Australia is a nation fixated on two phenomena: its sporting achievements and the arrival of asylum seekers by boat. Reconciling and comprehending Australia’s determination to invoke its sovereignty to deny the human rights of asylum seekers it has agreed to accept under international law is difficult given its abundance of natural resources, vast land mass, multiculturalism and acceptance of refugees in the past.
Only a relatively small fraction of the world’s asylum seekers seek refuge in Australia (only around 2 percent of worldwide claims for asylum) and a high percentage of these asylum seekers are deemed to be refugees (88 percent of asylum seekers are recognized as refugees). Given these facts, Canberra’s official policy of deterring, detaining and deporting asylum seekers, and its 2013 policy innovation of transferring maritime arrivals to remote islands of neighboring countries for offshore processing, looks even more inhumane.
Australia has one of the strictest immigration detention regimes in the world. Detention is mandatory for maritime arrivals; detention is not subject to a time limit; and asylum seekers arriving by boat are unable to access the courts to challenge their detention.
All non-citizens who arrive in Australia by boat are subject to a regional processing framework in third countries—Nauru and Papua New Guinea’s Manus Island—where conditions are extremely harsh. Both locations are isolated with small populations, with minimal infrastructure and limited or no community services.
The asylum seekers in detention are exposed to a high risk of developing severe psychological disorders, including depression and anxiety, leading to self-harm and suicide. Critical incidents including violent protests and high rates of self-harm including lip sewing, self-laceration, hunger strikes and suicide have been directly attributed to the extended periods in detention, coupled with overcrowding.

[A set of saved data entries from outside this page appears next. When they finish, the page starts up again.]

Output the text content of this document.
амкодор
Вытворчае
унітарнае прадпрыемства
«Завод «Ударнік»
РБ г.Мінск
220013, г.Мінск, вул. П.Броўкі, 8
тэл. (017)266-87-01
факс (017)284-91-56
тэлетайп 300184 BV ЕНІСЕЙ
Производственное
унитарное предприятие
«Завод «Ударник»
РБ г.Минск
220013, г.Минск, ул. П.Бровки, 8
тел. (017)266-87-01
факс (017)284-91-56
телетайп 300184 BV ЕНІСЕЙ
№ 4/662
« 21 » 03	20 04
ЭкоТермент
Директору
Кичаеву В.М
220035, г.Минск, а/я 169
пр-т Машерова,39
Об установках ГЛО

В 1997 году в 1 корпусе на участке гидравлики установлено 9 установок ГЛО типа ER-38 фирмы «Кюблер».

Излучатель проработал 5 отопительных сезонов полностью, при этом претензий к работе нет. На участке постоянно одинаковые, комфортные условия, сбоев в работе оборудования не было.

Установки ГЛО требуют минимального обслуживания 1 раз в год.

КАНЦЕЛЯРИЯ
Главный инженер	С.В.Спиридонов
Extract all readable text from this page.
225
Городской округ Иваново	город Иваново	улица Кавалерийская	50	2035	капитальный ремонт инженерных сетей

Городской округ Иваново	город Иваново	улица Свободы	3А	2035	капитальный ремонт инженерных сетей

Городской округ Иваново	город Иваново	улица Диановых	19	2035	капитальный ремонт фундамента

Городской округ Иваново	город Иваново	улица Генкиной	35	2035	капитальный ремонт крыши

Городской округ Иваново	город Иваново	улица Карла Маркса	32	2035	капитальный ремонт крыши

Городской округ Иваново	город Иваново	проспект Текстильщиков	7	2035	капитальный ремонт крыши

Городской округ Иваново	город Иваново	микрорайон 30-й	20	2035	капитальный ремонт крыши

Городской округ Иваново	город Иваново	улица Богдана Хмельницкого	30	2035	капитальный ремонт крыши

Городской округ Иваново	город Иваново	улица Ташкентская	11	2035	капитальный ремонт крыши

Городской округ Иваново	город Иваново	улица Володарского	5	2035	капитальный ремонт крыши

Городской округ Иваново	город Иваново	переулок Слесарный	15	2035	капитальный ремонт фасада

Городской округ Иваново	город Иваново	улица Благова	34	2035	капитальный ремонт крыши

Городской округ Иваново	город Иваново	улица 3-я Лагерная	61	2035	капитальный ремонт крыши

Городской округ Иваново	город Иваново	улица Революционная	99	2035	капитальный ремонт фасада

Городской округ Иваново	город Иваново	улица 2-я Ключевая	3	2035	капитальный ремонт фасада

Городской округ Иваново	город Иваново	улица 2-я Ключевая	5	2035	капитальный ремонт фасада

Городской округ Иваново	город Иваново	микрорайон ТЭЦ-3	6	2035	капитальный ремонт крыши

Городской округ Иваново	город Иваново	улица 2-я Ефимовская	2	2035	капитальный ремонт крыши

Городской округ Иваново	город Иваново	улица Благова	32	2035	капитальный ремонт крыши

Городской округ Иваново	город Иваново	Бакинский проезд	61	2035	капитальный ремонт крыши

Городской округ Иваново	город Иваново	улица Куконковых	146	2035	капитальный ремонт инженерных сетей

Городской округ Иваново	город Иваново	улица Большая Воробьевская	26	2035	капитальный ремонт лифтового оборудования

Asylum seekers in Australia are subjected to prolonged and indefinite detention by the application of the “no advantage” principle (whereby maritime arrivals will not be processed any faster than they would have been had they been in a refugee camp in a third country) that actively encourages long delays in processing claims for asylum and exploration of re-settlement options, thus failing the requirements of appropriateness, justice and predictability.
Australia’s immigration policy does not distinguish between children and adults. Children arriving in Australia by boat, including unaccompanied children, also face mandatory detention and transfer to a third country. Consequently, Australia is breaching its obligations under the Convention on the Rights of the Child (CRC) to ensure that children are only held in detention as a measure of last resort and for the shortest appropriate period of time.
What then are the human rights of asylum seekers arriving in Australian territory by boat? What remedies are available to these seekers of refuge from persecution when their human rights are not respected, protected or fulfilled by a sovereign state that has agreed to do so?
The right to seek and enjoy asylum from persecution is enshrined in the Universal Declaration of Human Rights (UDHR) and is regarded by the UNHCR as “among the most basic mechanisms for the international protection of refugees.”
However the UDHR is non-binding upon the signatories and other international human rights treaties are silent on the right to seek asylum. Some contend the provisions of the UDHR are approaching the status of jus cogens or customary law and therefore may be regarded as holding significant standing and approaching the nature of a binding obligation upon all states.
Australia is a signatory to both the 1951 Refugee Convention and the 1967 Optional Protocol. Both are silent on the right to seek asylum. The 1951 Refugee Convention does however provide protection to asylum seekers and refugees against refoulement (the expulsion of persons who have the right to be recognized as refugees) and discrimination. Also, importantly, the Convention stipulates that, subject to specific exceptions, refugees should not be penalized for their illegal entry or stay, thus recognizing that the seeking of asylum can require refugees to breach immigration rules.
A refugee, according to the 1951 Refugee Convention, is someone who is unable or unwilling to return to their country of origin owing to a well-founded fear of being persecuted for reasons of race, religion, nationality, membership of a particular social group, or political opinion.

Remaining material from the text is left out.